The Browns’ lawsuit was dismissed by a judge but that ruling was reversed by a higher court. A second judge also dismissed the case but it is now on appeal. So the family has succeeded in more than a decade of legal action, in ensuring that Mr. Brown’s death has not been swept under the rug.
Good for them. As the case winds through the courts, some of the documents related to Mr. Brown’s death are coming to light and they paint a disturbing picture of what happened to this black man and its aftermath.
Mr. Brown died not from any injuries he may have suffered from the crash but because of actions which were taken by Broward Sheriff’s deputies and county paramedics, who hog-tied him and strapped him onto a stretcher face down.
The reports say he had to be forcibly subdued because after he was cut free of his vehicle he was dazed, violent and posed a threat to himself and others.
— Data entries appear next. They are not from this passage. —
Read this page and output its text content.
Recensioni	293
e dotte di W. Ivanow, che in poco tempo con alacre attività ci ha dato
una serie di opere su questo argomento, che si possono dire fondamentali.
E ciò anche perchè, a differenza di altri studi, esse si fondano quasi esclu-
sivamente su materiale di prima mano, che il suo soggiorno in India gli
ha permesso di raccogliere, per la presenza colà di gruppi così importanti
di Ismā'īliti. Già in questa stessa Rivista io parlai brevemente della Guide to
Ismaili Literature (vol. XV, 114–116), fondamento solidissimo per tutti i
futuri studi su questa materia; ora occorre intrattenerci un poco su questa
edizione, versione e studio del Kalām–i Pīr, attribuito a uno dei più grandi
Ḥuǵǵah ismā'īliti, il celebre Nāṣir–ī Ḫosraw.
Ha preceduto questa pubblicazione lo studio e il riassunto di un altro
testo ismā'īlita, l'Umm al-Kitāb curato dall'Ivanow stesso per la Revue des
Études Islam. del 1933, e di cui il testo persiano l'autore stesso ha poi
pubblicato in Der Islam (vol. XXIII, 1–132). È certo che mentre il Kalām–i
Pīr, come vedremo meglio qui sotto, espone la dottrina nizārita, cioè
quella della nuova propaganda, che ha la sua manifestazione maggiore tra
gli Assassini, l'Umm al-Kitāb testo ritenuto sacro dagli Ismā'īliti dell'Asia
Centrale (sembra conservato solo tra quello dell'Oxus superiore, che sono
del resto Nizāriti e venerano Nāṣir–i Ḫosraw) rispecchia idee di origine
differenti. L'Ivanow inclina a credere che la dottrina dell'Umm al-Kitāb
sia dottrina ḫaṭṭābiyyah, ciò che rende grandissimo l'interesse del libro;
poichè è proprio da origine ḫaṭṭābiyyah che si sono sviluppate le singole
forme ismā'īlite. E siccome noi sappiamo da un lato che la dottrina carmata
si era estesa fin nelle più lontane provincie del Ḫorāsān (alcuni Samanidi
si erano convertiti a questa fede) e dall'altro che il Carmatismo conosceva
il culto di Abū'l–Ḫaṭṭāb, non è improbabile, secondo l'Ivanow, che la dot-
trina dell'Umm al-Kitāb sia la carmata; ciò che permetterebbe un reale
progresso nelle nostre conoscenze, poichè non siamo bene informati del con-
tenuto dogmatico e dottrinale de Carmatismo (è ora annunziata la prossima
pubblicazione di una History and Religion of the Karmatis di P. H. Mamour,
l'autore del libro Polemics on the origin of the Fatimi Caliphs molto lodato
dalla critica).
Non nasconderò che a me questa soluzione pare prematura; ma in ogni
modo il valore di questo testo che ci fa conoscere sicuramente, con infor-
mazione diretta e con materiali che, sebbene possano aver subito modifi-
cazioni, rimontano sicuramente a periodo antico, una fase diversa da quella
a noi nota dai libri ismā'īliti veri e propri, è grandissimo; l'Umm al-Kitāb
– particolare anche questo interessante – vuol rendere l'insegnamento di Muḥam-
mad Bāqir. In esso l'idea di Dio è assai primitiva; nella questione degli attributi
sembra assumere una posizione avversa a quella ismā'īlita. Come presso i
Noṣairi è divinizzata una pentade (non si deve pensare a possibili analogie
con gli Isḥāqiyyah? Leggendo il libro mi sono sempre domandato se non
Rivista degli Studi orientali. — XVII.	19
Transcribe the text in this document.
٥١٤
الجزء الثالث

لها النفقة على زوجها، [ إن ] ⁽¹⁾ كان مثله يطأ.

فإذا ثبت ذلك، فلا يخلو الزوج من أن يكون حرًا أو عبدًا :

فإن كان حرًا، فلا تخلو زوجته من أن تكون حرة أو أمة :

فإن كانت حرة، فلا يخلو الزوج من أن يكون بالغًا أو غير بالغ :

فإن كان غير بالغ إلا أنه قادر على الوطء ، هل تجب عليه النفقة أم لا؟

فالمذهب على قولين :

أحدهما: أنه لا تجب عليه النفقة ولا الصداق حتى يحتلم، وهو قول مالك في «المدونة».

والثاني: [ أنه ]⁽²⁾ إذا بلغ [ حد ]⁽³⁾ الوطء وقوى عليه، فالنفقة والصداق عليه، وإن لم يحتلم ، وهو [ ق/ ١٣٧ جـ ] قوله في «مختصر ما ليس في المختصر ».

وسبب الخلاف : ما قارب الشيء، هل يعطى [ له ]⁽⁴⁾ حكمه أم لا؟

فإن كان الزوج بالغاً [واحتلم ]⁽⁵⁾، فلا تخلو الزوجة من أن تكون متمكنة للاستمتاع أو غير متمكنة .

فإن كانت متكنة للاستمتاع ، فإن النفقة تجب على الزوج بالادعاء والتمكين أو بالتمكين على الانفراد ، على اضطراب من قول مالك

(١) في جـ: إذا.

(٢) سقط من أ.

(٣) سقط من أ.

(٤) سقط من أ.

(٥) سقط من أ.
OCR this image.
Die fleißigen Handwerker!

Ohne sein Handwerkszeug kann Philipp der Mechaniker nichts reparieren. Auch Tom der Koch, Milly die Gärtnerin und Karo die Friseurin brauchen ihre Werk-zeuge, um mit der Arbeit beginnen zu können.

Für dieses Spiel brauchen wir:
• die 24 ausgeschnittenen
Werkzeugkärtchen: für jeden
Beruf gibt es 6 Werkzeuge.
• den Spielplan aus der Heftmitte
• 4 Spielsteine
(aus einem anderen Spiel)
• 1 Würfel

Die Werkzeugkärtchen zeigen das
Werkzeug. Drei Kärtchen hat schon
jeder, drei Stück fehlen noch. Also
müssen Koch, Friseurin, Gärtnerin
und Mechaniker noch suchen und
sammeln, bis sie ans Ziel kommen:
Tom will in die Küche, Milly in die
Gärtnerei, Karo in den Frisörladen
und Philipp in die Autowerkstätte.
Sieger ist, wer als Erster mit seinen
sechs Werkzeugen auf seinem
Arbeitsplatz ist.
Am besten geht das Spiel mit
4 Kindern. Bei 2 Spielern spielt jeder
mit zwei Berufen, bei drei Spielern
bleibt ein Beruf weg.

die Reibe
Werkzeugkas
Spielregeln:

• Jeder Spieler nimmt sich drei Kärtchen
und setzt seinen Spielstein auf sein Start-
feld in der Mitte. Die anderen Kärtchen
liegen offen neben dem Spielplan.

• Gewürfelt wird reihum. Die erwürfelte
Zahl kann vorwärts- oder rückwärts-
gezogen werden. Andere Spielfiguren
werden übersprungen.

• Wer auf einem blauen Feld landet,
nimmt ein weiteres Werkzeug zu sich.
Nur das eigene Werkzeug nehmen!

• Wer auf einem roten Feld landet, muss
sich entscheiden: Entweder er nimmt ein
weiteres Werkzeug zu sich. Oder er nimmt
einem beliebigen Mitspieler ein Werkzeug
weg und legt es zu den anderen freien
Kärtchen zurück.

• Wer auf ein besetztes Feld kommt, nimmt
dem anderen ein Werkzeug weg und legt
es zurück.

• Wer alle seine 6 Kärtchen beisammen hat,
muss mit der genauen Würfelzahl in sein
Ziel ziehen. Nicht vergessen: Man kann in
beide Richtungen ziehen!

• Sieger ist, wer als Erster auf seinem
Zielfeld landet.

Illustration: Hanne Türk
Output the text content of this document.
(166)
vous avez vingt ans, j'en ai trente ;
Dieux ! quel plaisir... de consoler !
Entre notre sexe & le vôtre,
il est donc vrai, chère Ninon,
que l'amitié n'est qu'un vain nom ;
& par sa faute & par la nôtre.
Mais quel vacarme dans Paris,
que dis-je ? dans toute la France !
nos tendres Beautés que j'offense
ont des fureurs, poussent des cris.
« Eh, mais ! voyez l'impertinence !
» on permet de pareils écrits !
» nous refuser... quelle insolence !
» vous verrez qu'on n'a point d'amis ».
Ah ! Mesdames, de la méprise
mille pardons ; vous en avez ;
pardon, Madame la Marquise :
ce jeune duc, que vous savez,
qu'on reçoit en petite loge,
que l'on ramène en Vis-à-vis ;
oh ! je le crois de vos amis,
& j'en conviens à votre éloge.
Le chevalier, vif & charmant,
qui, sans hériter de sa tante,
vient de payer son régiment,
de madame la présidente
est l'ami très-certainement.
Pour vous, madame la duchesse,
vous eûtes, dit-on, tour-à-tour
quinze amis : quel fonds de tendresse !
The official ruling was that he died from “positional asphyxia,” meaning he choked to death because of the position in which he had been placed by the very people who went to the scene supposedly to help him.
The ruling of accidental death is contradicted by an internal memo written by then Fire Rescue Deputy Chief of Operations Wayne Maillard, who concluded that “certain steps could have been taken to insure his well-being during the transport to the treating facility.” As far as is known, that memo did not form part of the case files submitted to the grand jury.
Other disturbing aspects of this case involve Broward Circuit Judge Patti Englander-Henning, who not only presided over the grand jury investigation into Mr. Brown’s death but was also the judge who first heard the family’s lawsuit. Instead of recusing herself, she dismissed the action and ordered the grand jury files sealed.
Now we learn that the pathologist who performed the autopsy, Dr. Linda O’Neil, is married to the then BSO sergeant who supervised the police investigation. But the BSO report identifies her in several places only by her maiden name, Linda Rush. These facts demand opening the Brown case and Gov. Rick Scott’s appointment of a special prosecutor.
Such cases, including the dozens of black boys around the country sentenced to life without the possibility of parole, must stir people of good conscience. The frequency of such events, their similarities and the depraved state of mind of each actor speak not to anecdotal ills of society but, rather, to a magnitude of race hate that has consumed our nation.
Our national tolerance for racial hatred must end. The people of America who are the good, noble people of God must rise up and declare, “America is greater than this. The end of racism is now!”